Object of Offseason Anxiety

The further that the Los Angeles Kings progress in the playoffs, the more I worry that Bryan Murray’s interest in impending unrestricted free agent Dustin Penner will grow with each goal or point that he adds to his totals.

 

Murray’s interest in the player dates back to 2004, when as the GM in Anaheim, he signed Penner as a collegiate free agent out of the University of Maine.

Penner spent the bulk of the following two seasons playing with Anaheim’s AHL affiliates but in his 2006/07 rookie season, he put up some impressive totals – 29 goals and 45 points in 82 games played – and helped Anaheim defeat Ottawa in the Stanley Cup Finals. (The bastards.) As a restricted free agent, Penner signed an offer sheet with the Edmonton Oilers (worth $21.25 million over five years) that summer which the Ducks chose not to match – in effect giving the Ducks Edmonton’s first, second and third round picks as compensation.
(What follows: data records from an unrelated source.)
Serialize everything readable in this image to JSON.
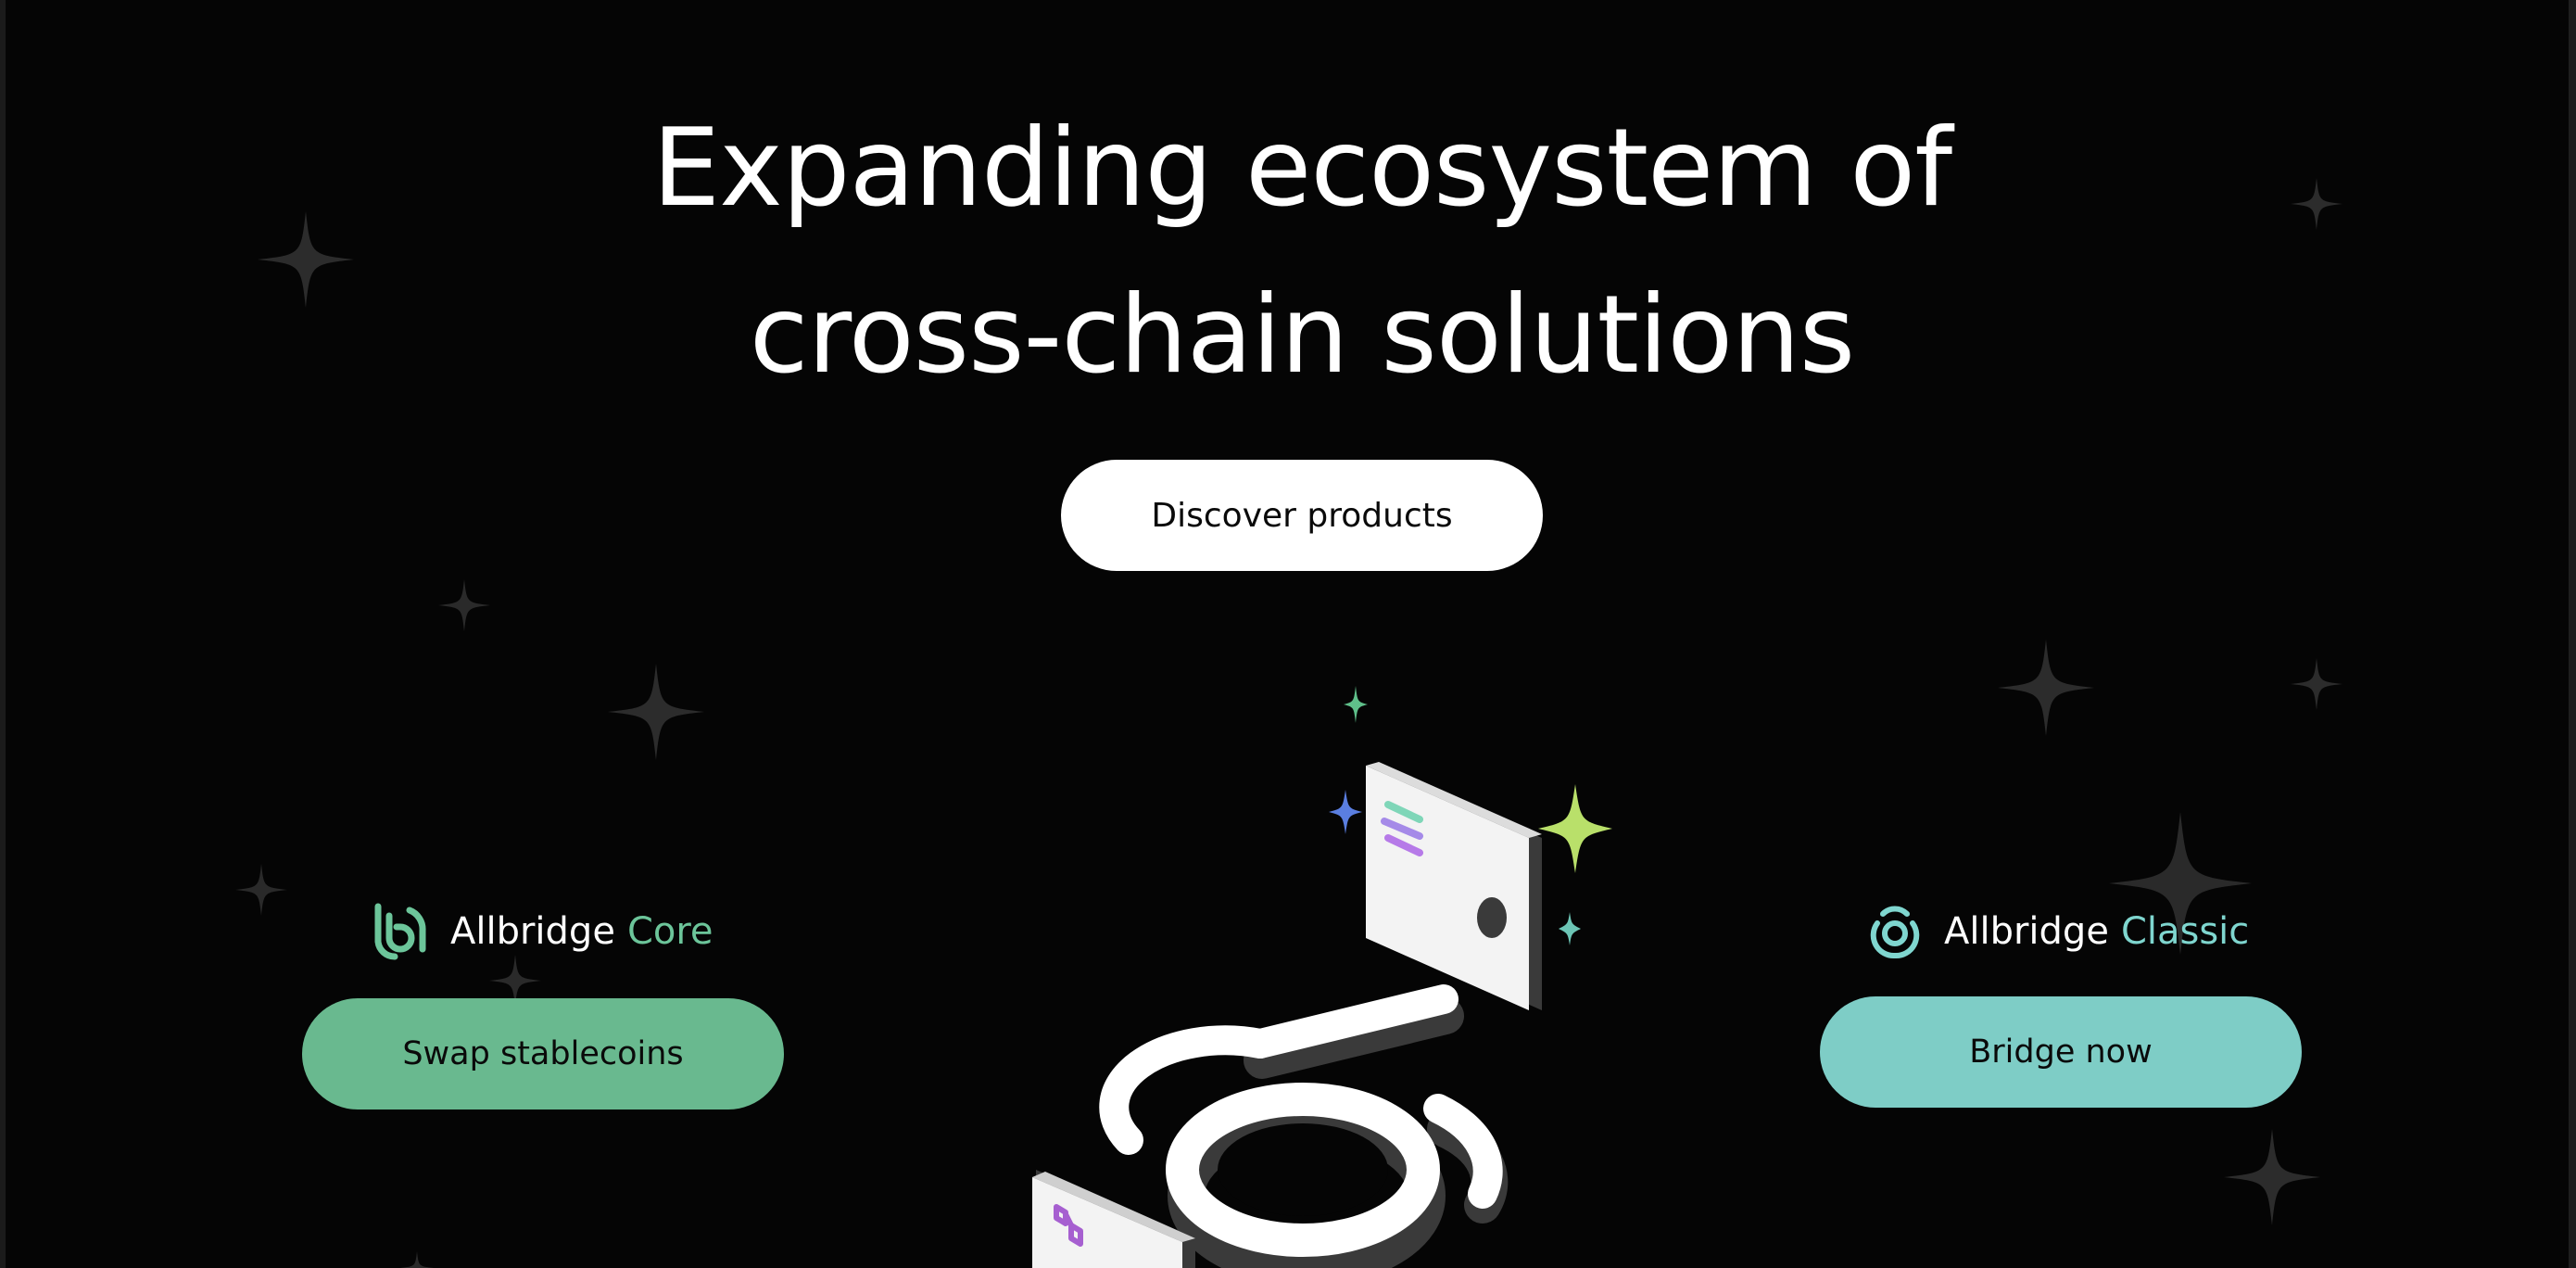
{
  "hero": {
    "title_line_1": "Expanding ecosystem of",
    "title_line_2": "cross-chain solutions"
  },
  "discover_button": {
    "label": "Discover products"
  },
  "products": {
    "core": {
      "brand": "Allbridge",
      "variant": "Core",
      "button_label": "Swap stablecoins",
      "accent_color": "#69b98f",
      "icon": "allbridge-core-logo-icon"
    },
    "classic": {
      "brand": "Allbridge",
      "variant": "Classic",
      "button_label": "Bridge now",
      "accent_color": "#7ecdc6",
      "icon": "allbridge-classic-logo-icon"
    }
  },
  "illustration": {
    "icons": [
      "solana-card-icon",
      "polygon-card-icon",
      "allbridge-3d-logo-icon",
      "sparkle-icon"
    ]
  },
  "colors": {
    "background": "#050505",
    "text": "#ffffff",
    "sparkle_dim": "#2a2a2a",
    "sparkle_green": "#b9e06a",
    "sparkle_blue": "#5a7ee0",
    "sparkle_teal": "#6cc5b5"
  }
}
Through his first two seasons in Edmonton, he struggled to live up to the expectations that came with being an expensive player; both in terms of real dollars and the forfeited assets that management gave up to acquire his services.

Yet, having come off of a 17 goal and 37 point 2008/09 campaign, Murray, now GM of the Ottawa Senators, showed renewed interest in his former player.

When a disgruntled Dany Heatley requested a trade in the summer of 2009, Murray had arranged a trade (with or without the Heatley camp’s permission depending on who you ask) that would send the malcontent to Edmonton in exchange for Ladislav Smid, Andrew Cogliano and Penner. Ultimately, after being wooed at his home in Kelowna by President Kevin Lowe, and GM Steve Tambellini, the effing All-Star vetoed the trade so that he could facilitate a trade to a San Jose – a city in which he could proverbially screw the pooch in relative obscurity.

Since that summer, Penner was relatively productive in Edmonton – scoring 32 in 2009/10 and 21 goals before being moved to the Los Angeles Kings at the 2011 NHL Trade Deadline. However, in his time in Los Angeles, Penner’s offensive struggles have been well documented. In his 84 games with the Kings, Penner has scored 9 goals and 23 points. In other words, he has tallied 7 fewer goals and 14 fewer points than the maligned Bobby Butler.

Although the possibility of adding a big bodied presence up front who can play on the power play and potentially fill a spot on one of the team’s top two lines is tantalizing, concerns over his work habits, skating ability and the fact that his offensive totals have strikingly disappeared since arriving in Los Angeles, are real. Albeit, should Daniel Alfredsson retire, Penner could act as a presumably inexpensive buffer of sorts so that one or two of the team’s forward prospects aren’t rushed. And by playing him with Jason Spezza, one could hope that the talented first line center could inflate Penner’s totals enough to make him a sought after trade target come deadline day.

Is that best-case scenario enticing enough for Murray to want to bring Penner into the fold?

I am not convinced. For a 30-year old player who has only surpassed the 50-point threshold once in his NHL career, it’s probably a tad naïve to believe that Penner can sort himself out while playing under the microscope here in Ottawa. Hell, in light of the Senators’ current situation in which fans and the media will expect another playoff berth, would he even be a trade commodity next season if the Senators were fighting for a playoff spot?

Probably not.

Let him be some other organization’s reclamation project.